For different problem instances, particular algorithms may achieve different successes; others may achieve worse results at different numbers of tasks. The best option is to obtain results of different algorithms and of different runs.

The goal of this scheduling is to find an optimum solution satisfying the requirements and constraints enforced by the given specification of the tasks and resources as well as criteria.

As for the optimality criteria for the manufacturing system for better control, we shall assume its minimum cost, maximum operating speed, and minimum power consumption.

We will apply multi-criteria optimization in sense of Pareto. The solution is optimized in sense of Pareto if it is not possible to find a better solution, regarding at least one criterion without deterioration in accordance to other criteria. The solution dominates other ones if all its features are better.

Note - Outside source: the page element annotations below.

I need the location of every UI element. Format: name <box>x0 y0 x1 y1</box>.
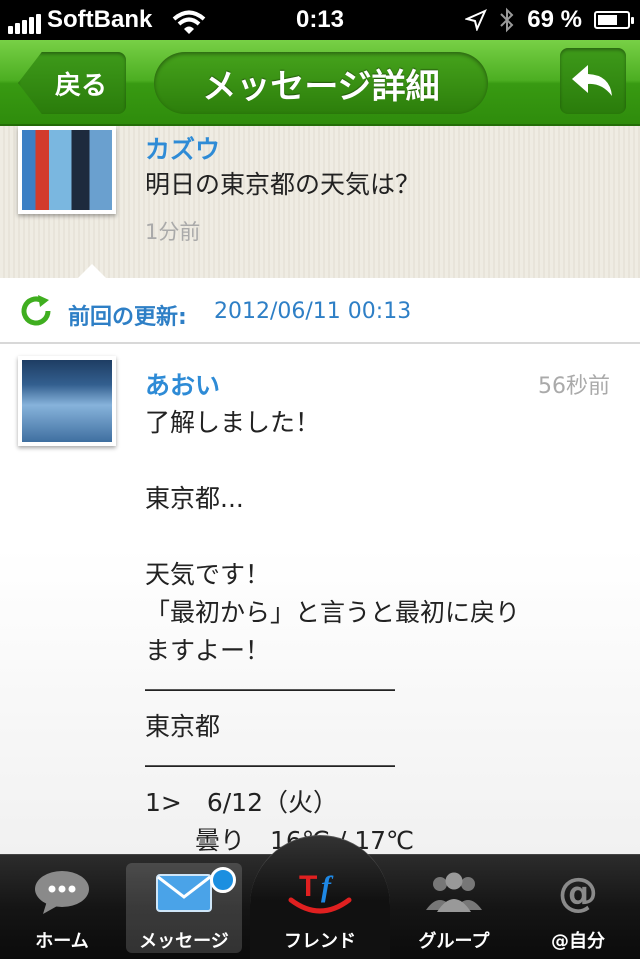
tab-friend[interactable]: T f フレンド <box>262 863 378 953</box>
battery-icon <box>594 11 634 29</box>
battery-percent: 69 % <box>527 6 582 33</box>
tab-me[interactable]: @ @自分 <box>520 863 636 953</box>
page-title: メッセージ詳細 <box>154 52 488 114</box>
avatar[interactable] <box>18 356 116 446</box>
navigation-bar: 戻る メッセージ詳細 <box>0 40 640 126</box>
tab-label: ホーム <box>35 931 89 952</box>
tab-home[interactable]: ホーム <box>4 863 120 953</box>
bluetooth-icon <box>500 7 514 33</box>
svg-text:f: f <box>321 870 334 903</box>
last-updated-label: 前回の更新: <box>68 305 187 330</box>
tab-label: グループ <box>418 931 490 952</box>
sender-name[interactable]: あおい <box>145 366 220 402</box>
message-detail: あおい 56秒前 了解しました！ 東京都... 天気です！ 「最初から」と言うと… <box>0 344 640 854</box>
reply-arrow-icon <box>572 65 612 96</box>
notification-badge <box>210 867 236 893</box>
last-updated-bar[interactable]: 前回の更新: 2012/06/11 00:13 <box>0 278 640 344</box>
status-bar: SoftBank 0:13 69 % <box>0 0 640 40</box>
sender-name[interactable]: カズウ <box>145 130 220 166</box>
previous-message[interactable]: カズウ 明日の東京都の天気は？ 1分前 <box>0 126 640 278</box>
message-text: 明日の東京都の天気は？ <box>145 170 421 199</box>
message-time: 56秒前 <box>538 374 610 399</box>
tab-bar: ホーム メッセージ T f フレンド グループ @ @自分 <box>0 835 640 959</box>
tab-message[interactable]: メッセージ <box>126 863 242 953</box>
tab-label: メッセージ <box>139 931 229 952</box>
back-button[interactable]: 戻る <box>18 52 126 114</box>
pointer-notch <box>78 264 106 278</box>
tf-logo-icon: T f <box>288 870 352 914</box>
message-body: 了解しました！ 東京都... 天気です！ 「最初から」と言うと最初に戻り ますよ… <box>145 408 521 854</box>
svg-text:@: @ <box>558 870 598 916</box>
svg-text:T: T <box>299 870 317 903</box>
tab-label: フレンド <box>284 931 356 952</box>
envelope-icon <box>156 874 212 912</box>
tab-group[interactable]: グループ <box>396 863 512 953</box>
chat-bubble-icon <box>35 871 89 914</box>
message-time: 1分前 <box>145 220 201 244</box>
tab-label: @自分 <box>551 931 605 952</box>
last-updated-value: 2012/06/11 00:13 <box>214 299 412 324</box>
people-icon <box>426 872 482 912</box>
location-arrow-icon <box>465 9 488 31</box>
at-icon: @ <box>558 870 598 916</box>
avatar[interactable] <box>18 126 116 214</box>
reply-button[interactable] <box>560 48 626 114</box>
status-right: 69 % <box>465 6 634 34</box>
refresh-icon[interactable] <box>18 293 54 329</box>
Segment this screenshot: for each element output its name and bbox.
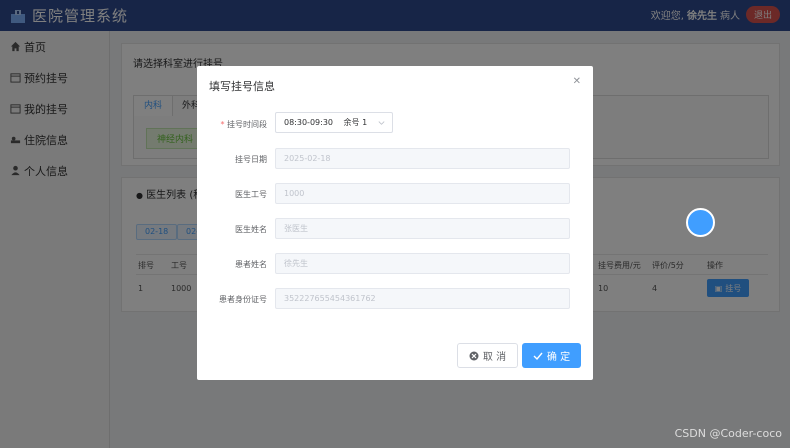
dialog-title: 填写挂号信息	[209, 80, 275, 93]
date-label: 挂号日期	[235, 155, 267, 164]
patient-name-label: 患者姓名	[235, 260, 267, 269]
doctor-id-label: 医生工号	[235, 190, 267, 199]
doctor-id-field: 1000	[275, 183, 570, 204]
time-slot-value: 08:30-09:30	[284, 118, 333, 127]
check-icon	[533, 352, 543, 360]
time-slot-label: * 挂号时间段	[220, 120, 267, 129]
remaining-count: 余号 1	[343, 118, 368, 127]
patient-id-label: 患者身份证号	[219, 295, 267, 304]
time-slot-select[interactable]: 08:30-09:30 余号 1	[275, 112, 393, 133]
doctor-name-field: 张医生	[275, 218, 570, 239]
floating-assistant-icon[interactable]	[686, 208, 715, 237]
doctor-name-label: 医生姓名	[235, 225, 267, 234]
patient-id-field: 352227655454361762	[275, 288, 570, 309]
watermark: CSDN @Coder-coco	[674, 427, 782, 440]
cancel-button[interactable]: 取 消	[457, 343, 518, 368]
chevron-down-icon	[378, 121, 385, 125]
date-field: 2025-02-18	[275, 148, 570, 169]
cancel-icon	[469, 351, 479, 360]
patient-name-field: 徐先生	[275, 253, 570, 274]
registration-dialog: 填写挂号信息 ✕ * 挂号时间段 08:30-09:30 余号 1 挂号日期 2…	[197, 66, 593, 380]
confirm-button[interactable]: 确 定	[522, 343, 581, 368]
close-icon[interactable]: ✕	[573, 76, 581, 87]
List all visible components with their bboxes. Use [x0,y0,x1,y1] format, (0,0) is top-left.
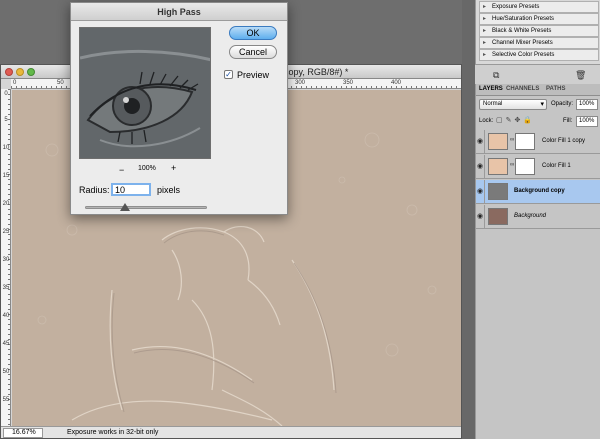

Pareto ranking of the solution is the number of solutions in a pool which do not dominate it. The process of synthesis will produce a certain number of non-dominated solutions. Although non-dominated solutions do not guarantee that they are an optimal Pareto set of solutions; nevertheless, in case of a set of suboptimal solutions, they constitute one form of higher order optimal set in sense of Pareto and they give, by the way, access to the problem shape of Pareto optimal set of solutions.

Let's assume that we want to optimize a solution of two contradictory requirements: the cost and power consumption Fig. 36.

While using a traditional way with one optimization function, it is necessary to contain two optimal criteria in one value. To do that, it is advisable to select properly the scales for the criteria; if the scales are selected wrongly, the obtained solution will not be optimal. The chart in the illustration shows where, using linearly weighed sum of costs, we will receive the solution which may be optimizes in terms of costs.

Figure 36.
Set of optimal solutions in sense of Pareto.

Cost optimization, power, and time consumption in the problem of scheduling is, undoubtedly, the problem where the potential number of solutions in sense of Pareto is enormous.

Future research: others of instances of scheduling problems, and additional criteria, especially in sense of Pareto and for dependable systems, are still open and this issue is now studied.